Every curry needs a bread to scoop up the sauce, So I made naan to go along with butter chicken. Usually, naan is made on a direct flame, but here it is made in the oven and within minutes this will be ready. Naan is a soft, puffy, airy bread. This is a fail- proof recipe, which you can try at any time. Try this out and let me know...
Ingredients:
For Naan :
- All Purpose Flour- 2 cups
- Yeast- 2 tsp
- Butter- 2 tbsp
- Warm Milk- ½ Cup
- Salt- as required
Method:
- Preheat the oven to 350 degrees F.
- Take a tbsp of flour, yeast and 2 tbsps of warm water in a small bowl. Mix using a spoon and rest for 1 min.
- In a stand mixer bowl, add the flour and butter. Mix well till the butter incorporates well.
- In this add the yeast solution and slowly add the milk. Don’t add fully, add little by little and a bit of salt.
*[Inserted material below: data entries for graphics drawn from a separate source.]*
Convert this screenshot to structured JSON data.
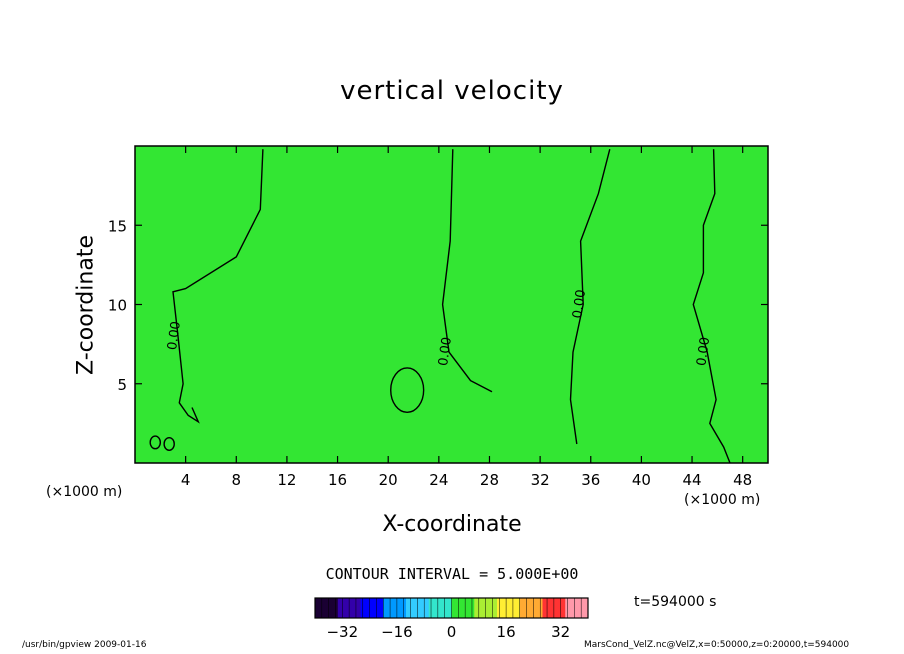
{
  "header": {
    "title": "vertical velocity"
  },
  "axes": {
    "xlabel": "X-coordinate",
    "ylabel": "Z-coordinate",
    "x_unit_left": "(×1000 m)",
    "x_unit_right": "(×1000 m)"
  },
  "contour_interval_text": "CONTOUR INTERVAL = 5.000E+00",
  "time_text": "t=594000 s",
  "footer": {
    "left": "/usr/bin/gpview   2009-01-16",
    "right": "MarsCond_VelZ.nc@VelZ,x=0:50000,z=0:20000,t=594000"
  },
  "colors": {
    "field": "#33e633",
    "contour": "#000000"
  },
  "chart_data": {
    "type": "heatmap",
    "title": "vertical velocity",
    "xlabel": "X-coordinate",
    "ylabel": "Z-coordinate",
    "xlim": [
      0,
      50
    ],
    "ylim": [
      0,
      20
    ],
    "xticks": [
      4,
      8,
      12,
      16,
      20,
      24,
      28,
      32,
      36,
      40,
      44,
      48
    ],
    "yticks": [
      5,
      10,
      15
    ],
    "field_value_approx": 0,
    "contour_label": "0.00",
    "zero_contours": [
      [
        [
          10.1,
          19.8
        ],
        [
          9.9,
          16.0
        ],
        [
          8.0,
          13.0
        ],
        [
          4.0,
          11.0
        ],
        [
          3.0,
          10.8
        ],
        [
          3.4,
          8.0
        ],
        [
          3.8,
          5.0
        ],
        [
          3.5,
          3.8
        ],
        [
          4.2,
          3.0
        ],
        [
          5.0,
          2.6
        ],
        [
          4.5,
          3.5
        ]
      ],
      [
        [
          25.1,
          19.8
        ],
        [
          24.9,
          14.0
        ],
        [
          24.3,
          10.0
        ],
        [
          24.8,
          7.0
        ],
        [
          26.5,
          5.2
        ],
        [
          28.2,
          4.5
        ]
      ],
      [
        [
          37.5,
          19.8
        ],
        [
          36.6,
          17.0
        ],
        [
          35.2,
          14.0
        ],
        [
          35.4,
          10.0
        ],
        [
          34.6,
          7.0
        ],
        [
          34.4,
          4.0
        ],
        [
          34.9,
          1.2
        ]
      ],
      [
        [
          45.7,
          19.8
        ],
        [
          45.8,
          17.0
        ],
        [
          44.9,
          15.0
        ],
        [
          44.9,
          12.0
        ],
        [
          44.1,
          10.0
        ],
        [
          45.2,
          7.0
        ],
        [
          45.9,
          4.0
        ],
        [
          45.4,
          2.5
        ],
        [
          46.5,
          1.0
        ],
        [
          47.0,
          0.0
        ]
      ]
    ],
    "closed_contours": [
      {
        "cx": 21.5,
        "cy": 4.6,
        "rx": 1.3,
        "ry": 1.4
      },
      {
        "cx": 1.6,
        "cy": 1.3,
        "rx": 0.4,
        "ry": 0.4
      },
      {
        "cx": 2.7,
        "cy": 1.2,
        "rx": 0.4,
        "ry": 0.4
      }
    ],
    "colorbar": {
      "ticks": [
        -32,
        -16,
        0,
        16,
        32
      ],
      "range": [
        -40,
        40
      ],
      "colors": [
        "#1a0033",
        "#3300aa",
        "#0000ff",
        "#0099ff",
        "#33ccff",
        "#33e6cc",
        "#33e633",
        "#aaee33",
        "#ffee33",
        "#ffaa33",
        "#ff3333",
        "#ff99aa"
      ]
    }
  }
}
- Mix well till it forms a soft dough. Take it out and grease a bowl with oil. Keep the dough cling wrap for about half an hour to an hour.
- When it is time, take the fermented dough and punch it well. Make about 8- 10 balls and roll it using a rolling pin in an oval shape.
- Spread water using a brush on top of the rolled dough and sprinkle some sesame seeds on top and press slightly.
- Place on a greased tray and repeat with the remaining dough and bake them for about 8 minutes and then broil them for about 2 min or till the top becomes slightly brown.
- Serve them along with butter chicken.
Ingredients for Butter Chicken:
- Chicken- 1 Whole Chicken
For Marination:
- Yogurt- 1 Cup
- Ginger and Garlic paste- 1 tbsp
- Tomato Puree/ Paste- 1 tbsp
- Cumin powder- 1 tsp
- Turmeric Powder- ½ Tsp
- Kashmiri Red Chili Powder- 1 tbsp
- Kasuri Methi- 1 tbsp
- Coriander powder- 1 tsp
- Paprika powder- 1 tsp
- Garam Masala- 1 tsp
- Lemon Juice- 1 tbsp
For the Gravy:
- Oil- 1tbsp
- Ginger and Garlic paste- 1 tbsp
- Tomatoes- 2 nos (ground to paste)
- Cream- ½ Cup
Method:
- Marinate the cleaned and drained chicken using the marinade and keep this for about 1 hour.
- Heat a pan with oil, add the ginger and garlic paste, when the raw smell disappears add the ground tomatoes.
- Saute well till the oil separates, add the marinated chicken and mix well. Cover and cook till the chicken get cooked well.
- Add the cream, simmer for a minute and switch off the flame.